Moschettieri del re film 2018: l’interviste a Giovanni Veronesi e Pierfrancesco Favino

Uscirà nelle sale italiane il 27 dicembre, Moschettieri del re, film che segna il ritorno alla commedia di Giovanni Veronesi con Pierfrancesco Favino, Valerio Mastandrea, Rocco Papaleo e Sergio Rubini. Leggi le interviste su Globe Styles

Moschettieri del re film 2018 – Uscirà nelle sale italiane il 27 dicembre, Moschettieri del re, film che segna il ritorno alla commedia di Giovanni Veronesi, sul set con Pierfrancesco Favino, Valerio Mastandrea, Rocco Papaleo e Sergio Rubini. Nel cast anche Margherita Buy, Alessandro Haber, Matilde Gioli, Giulia Bevilacqua, Lele Vannoli, con la partecipazione di Valeria Solarino, Roberta Procida e Luis Molteni.

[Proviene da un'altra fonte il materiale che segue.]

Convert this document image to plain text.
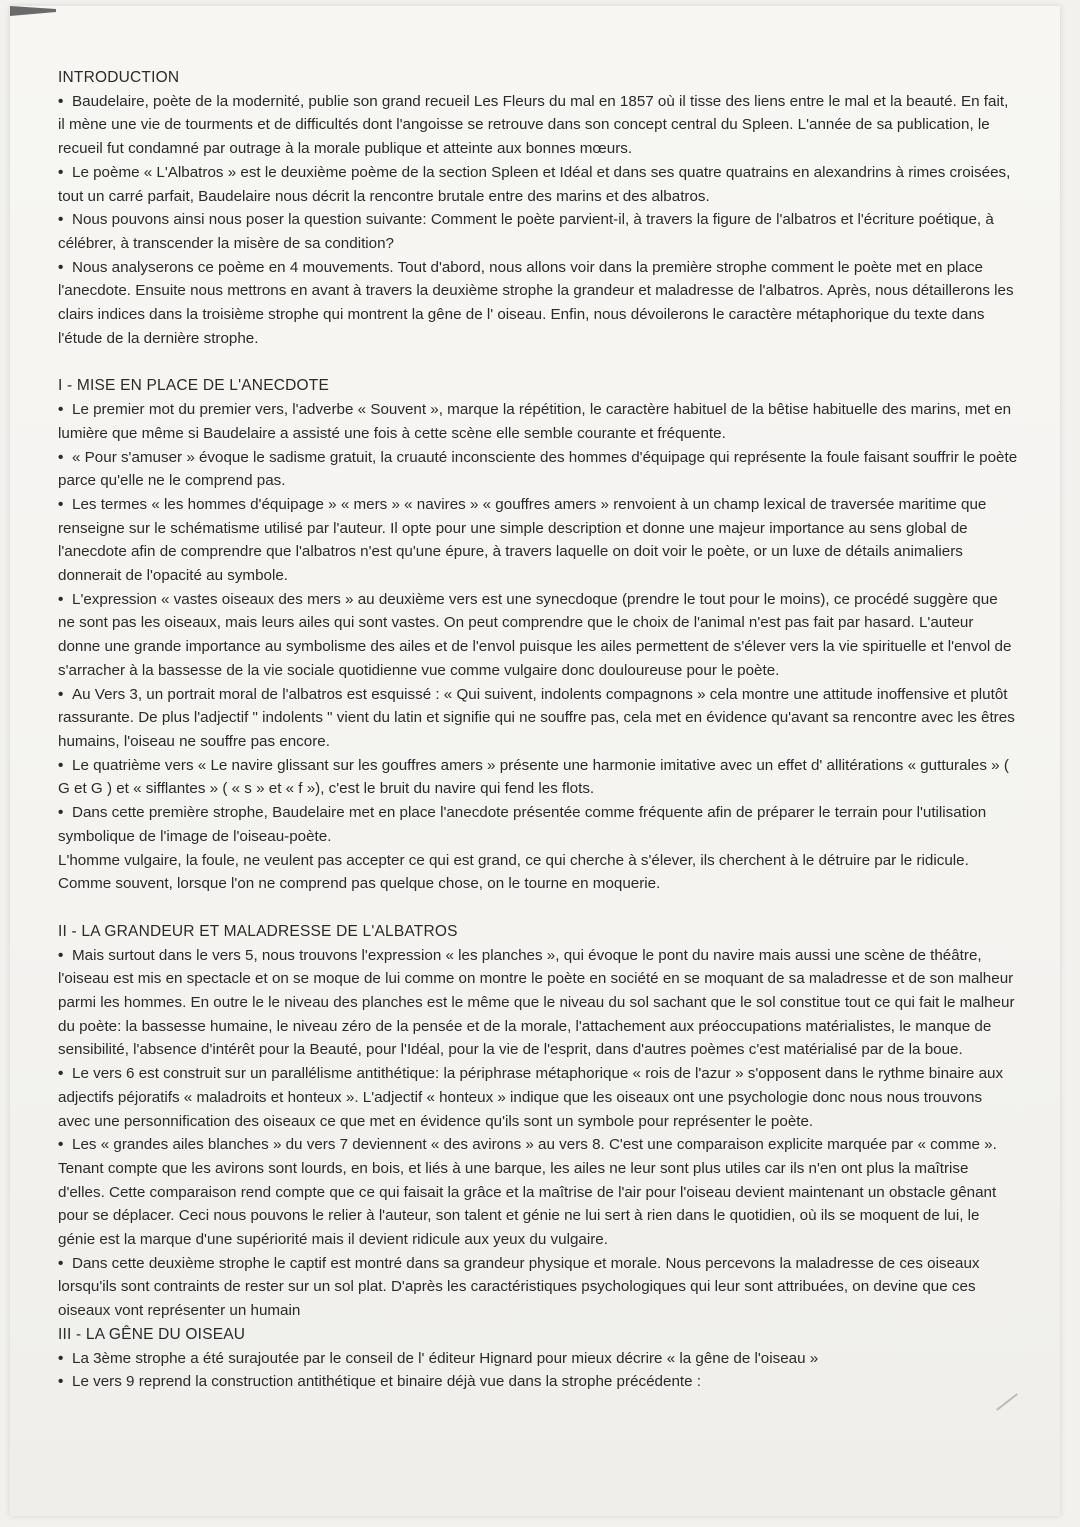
INTRODUCTION

• Baudelaire, poète de la modernité, publie son grand recueil Les Fleurs du mal en 1857 où il tisse des liens entre le mal et la beauté. En fait, il mène une vie de tourments et de difficultés dont l'angoisse se retrouve dans son concept central du Spleen. L'année de sa publication, le recueil fut condamné par outrage à la morale publique et atteinte aux bonnes mœurs.

• Le poème « L'Albatros » est le deuxième poème de la section Spleen et Idéal et dans ses quatre quatrains en alexandrins à rimes croisées, tout un carré parfait, Baudelaire nous décrit la rencontre brutale entre des marins et des albatros.

• Nous pouvons ainsi nous poser la question suivante: Comment le poète parvient-il, à travers la figure de l'albatros et l'écriture poétique, à célébrer, à transcender la misère de sa condition?

• Nous analyserons ce poème en 4 mouvements. Tout d'abord, nous allons voir dans la première strophe comment le poète met en place l'anecdote. Ensuite nous mettrons en avant à travers la deuxième strophe la grandeur et maladresse de l'albatros. Après, nous détaillerons les clairs indices dans la troisième strophe qui montrent la gêne de l' oiseau. Enfin, nous dévoilerons le caractère métaphorique du texte dans l'étude de la dernière strophe.

I - MISE EN PLACE DE L'ANECDOTE

• Le premier mot du premier vers, l'adverbe « Souvent », marque la répétition, le caractère habituel de la bêtise habituelle des marins, met en lumière que même si Baudelaire a assisté une fois à cette scène elle semble courante et fréquente.

• « Pour s'amuser » évoque le sadisme gratuit, la cruauté inconsciente des hommes d'équipage qui représente la foule faisant souffrir le poète parce qu'elle ne le comprend pas.

• Les termes « les hommes d'équipage » « mers » « navires » « gouffres amers » renvoient à un champ lexical de traversée maritime que renseigne sur le schématisme utilisé par l'auteur. Il opte pour une simple description et donne une majeur importance au sens global de l'anecdote afin de comprendre que l'albatros n'est qu'une épure, à travers laquelle on doit voir le poète, or un luxe de détails animaliers donnerait de l'opacité au symbole.

• L'expression « vastes oiseaux des mers » au deuxième vers est une synecdoque (prendre le tout pour le moins), ce procédé suggère que ne sont pas les oiseaux, mais leurs ailes qui sont vastes. On peut comprendre que le choix de l'animal n'est pas fait par hasard. L'auteur donne une grande importance au symbolisme des ailes et de l'envol puisque les ailes permettent de s'élever vers la vie spirituelle et l'envol de s'arracher à la bassesse de la vie sociale quotidienne vue comme vulgaire donc douloureuse pour le poète.

• Au Vers 3, un portrait moral de l'albatros est esquissé : « Qui suivent, indolents compagnons » cela montre une attitude inoffensive et plutôt rassurante. De plus l'adjectif " indolents " vient du latin et signifie qui ne souffre pas, cela met en évidence qu'avant sa rencontre avec les êtres humains, l'oiseau ne souffre pas encore.

• Le quatrième vers « Le navire glissant sur les gouffres amers » présente une harmonie imitative avec un effet d' allitérations « gutturales » ( G et G ) et « sifflantes » ( « s » et « f »), c'est le bruit du navire qui fend les flots.

• Dans cette première strophe, Baudelaire met en place l'anecdote présentée comme fréquente afin de préparer le terrain pour l'utilisation symbolique de l'image de l'oiseau-poète.

L'homme vulgaire, la foule, ne veulent pas accepter ce qui est grand, ce qui cherche à s'élever, ils cherchent à le détruire par le ridicule. Comme souvent, lorsque l'on ne comprend pas quelque chose, on le tourne en moquerie.

II - LA GRANDEUR ET MALADRESSE DE L'ALBATROS

• Mais surtout dans le vers 5, nous trouvons l'expression « les planches », qui évoque le pont du navire mais aussi une scène de théâtre, l'oiseau est mis en spectacle et on se moque de lui comme on montre le poète en société en se moquant de sa maladresse et de son malheur parmi les hommes. En outre le le niveau des planches est le même que le niveau du sol sachant que le sol constitue tout ce qui fait le malheur du poète: la bassesse humaine, le niveau zéro de la pensée et de la morale, l'attachement aux préoccupations matérialistes, le manque de sensibilité, l'absence d'intérêt pour la Beauté, pour l'Idéal, pour la vie de l'esprit, dans d'autres poèmes c'est matérialisé par de la boue.

• Le vers 6 est construit sur un parallélisme antithétique: la périphrase métaphorique « rois de l'azur » s'opposent dans le rythme binaire aux adjectifs péjoratifs « maladroits et honteux ». L'adjectif « honteux » indique que les oiseaux ont une psychologie donc nous nous trouvons avec une personnification des oiseaux ce que met en évidence qu'ils sont un symbole pour représenter le poète.

• Les « grandes ailes blanches » du vers 7 deviennent « des avirons » au vers 8. C'est une comparaison explicite marquée par « comme ». Tenant compte que les avirons sont lourds, en bois, et liés à une barque, les ailes ne leur sont plus utiles car ils n'en ont plus la maîtrise d'elles. Cette comparaison rend compte que ce qui faisait la grâce et la maîtrise de l'air pour l'oiseau devient maintenant un obstacle gênant pour se déplacer. Ceci nous pouvons le relier à l'auteur, son talent et génie ne lui sert à rien dans le quotidien, où ils se moquent de lui, le génie est la marque d'une supériorité mais il devient ridicule aux yeux du vulgaire.

• Dans cette deuxième strophe le captif est montré dans sa grandeur physique et morale. Nous percevons la maladresse de ces oiseaux lorsqu'ils sont contraints de rester sur un sol plat. D'après les caractéristiques psychologiques qui leur sont attribuées, on devine que ces oiseaux vont représenter un humain

III - LA GÊNE DU OISEAU

• La 3ème strophe a été surajoutée par le conseil de l' éditeur Hignard pour mieux décrire « la gêne de l'oiseau »

• Le vers 9 reprend la construction antithétique et binaire déjà vue dans la strophe précédente :
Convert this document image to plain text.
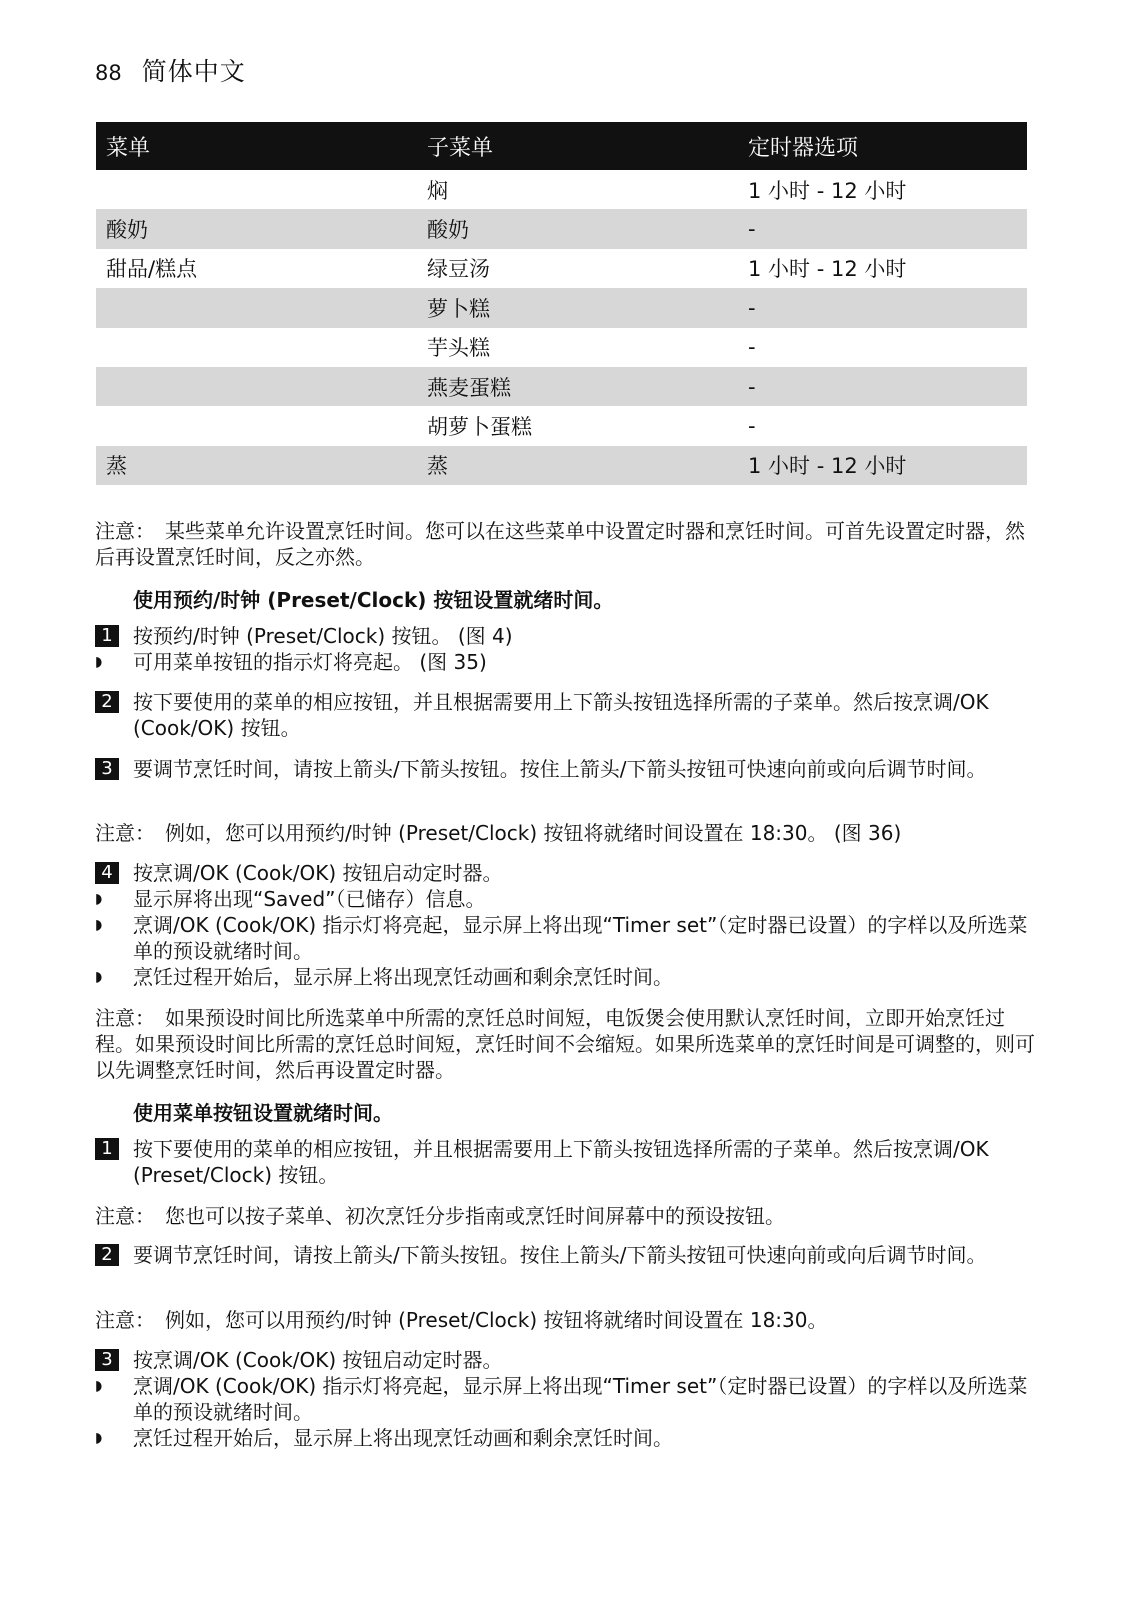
88 简体中文
菜单	子菜单	定时器选项
	焖	1 小时 - 12 小时
酸奶	酸奶	-
甜品/糕点	绿豆汤	1 小时 - 12 小时
	萝卜糕	-
	芋头糕	-
	燕麦蛋糕	-
	胡萝卜蛋糕	-
蒸	蒸	1 小时 - 12 小时

注意： 某些菜单允许设置烹饪时间。您可以在这些菜单中设置定时器和烹饪时间。可首先设置定时器，然后再设置烹饪时间，反之亦然。

使用预约/时钟 (Preset/Clock) 按钮设置就绪时间。
1	按预约/时钟 (Preset/Clock) 按钮。 (图 4)
◗	可用菜单按钮的指示灯将亮起。 (图 35)
2	按下要使用的菜单的相应按钮，并且根据需要用上下箭头按钮选择所需的子菜单。然后按烹调/OK (Cook/OK) 按钮。
3	要调节烹饪时间，请按上箭头/下箭头按钮。按住上箭头/下箭头按钮可快速向前或向后调节时间。

注意： 例如，您可以用预约/时钟 (Preset/Clock) 按钮将就绪时间设置在 18:30。 (图 36)

4	按烹调/OK (Cook/OK) 按钮启动定时器。
◗	显示屏将出现“Saved”（已储存）信息。
◗	烹调/OK (Cook/OK) 指示灯将亮起，显示屏上将出现“Timer set”（定时器已设置）的字样以及所选菜单的预设就绪时间。
◗	烹饪过程开始后，显示屏上将出现烹饪动画和剩余烹饪时间。

注意： 如果预设时间比所选菜单中所需的烹饪总时间短，电饭煲会使用默认烹饪时间，立即开始烹饪过程。如果预设时间比所需的烹饪总时间短，烹饪时间不会缩短。如果所选菜单的烹饪时间是可调整的，则可以先调整烹饪时间，然后再设置定时器。

使用菜单按钮设置就绪时间。
1	按下要使用的菜单的相应按钮，并且根据需要用上下箭头按钮选择所需的子菜单。然后按烹调/OK (Preset/Clock) 按钮。

注意： 您也可以按子菜单、初次烹饪分步指南或烹饪时间屏幕中的预设按钮。

2	要调节烹饪时间，请按上箭头/下箭头按钮。按住上箭头/下箭头按钮可快速向前或向后调节时间。

注意： 例如，您可以用预约/时钟 (Preset/Clock) 按钮将就绪时间设置在 18:30。

3	按烹调/OK (Cook/OK) 按钮启动定时器。
◗	烹调/OK (Cook/OK) 指示灯将亮起，显示屏上将出现“Timer set”（定时器已设置）的字样以及所选菜单的预设就绪时间。
◗	烹饪过程开始后，显示屏上将出现烹饪动画和剩余烹饪时间。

D’Artagnan (Pierfrancesco Favino), Porthos (Valerio Mastandrea), Athos (Rocco Papaleo), Aramis (Sergio Rubini). Oggi sono un allevatore di bestiame con un improbabile accento francese, un castellano lussurioso, un frate indebitato e un locandiere ubriacone, che per amor patrio saranno di nuovo moschettieri. 

Cinici, disillusi e sempre abilissimi con spade e moschetti, saranno richiamati all’avventura dalla Regina Anna (Margherita Buy) per salvare la Francia dalle trame ordite a corte dal perfido Cardinale Mazzarino (Alessandro Haber), con la sua cospiratrice Milady (Giulia Bevilacqua). 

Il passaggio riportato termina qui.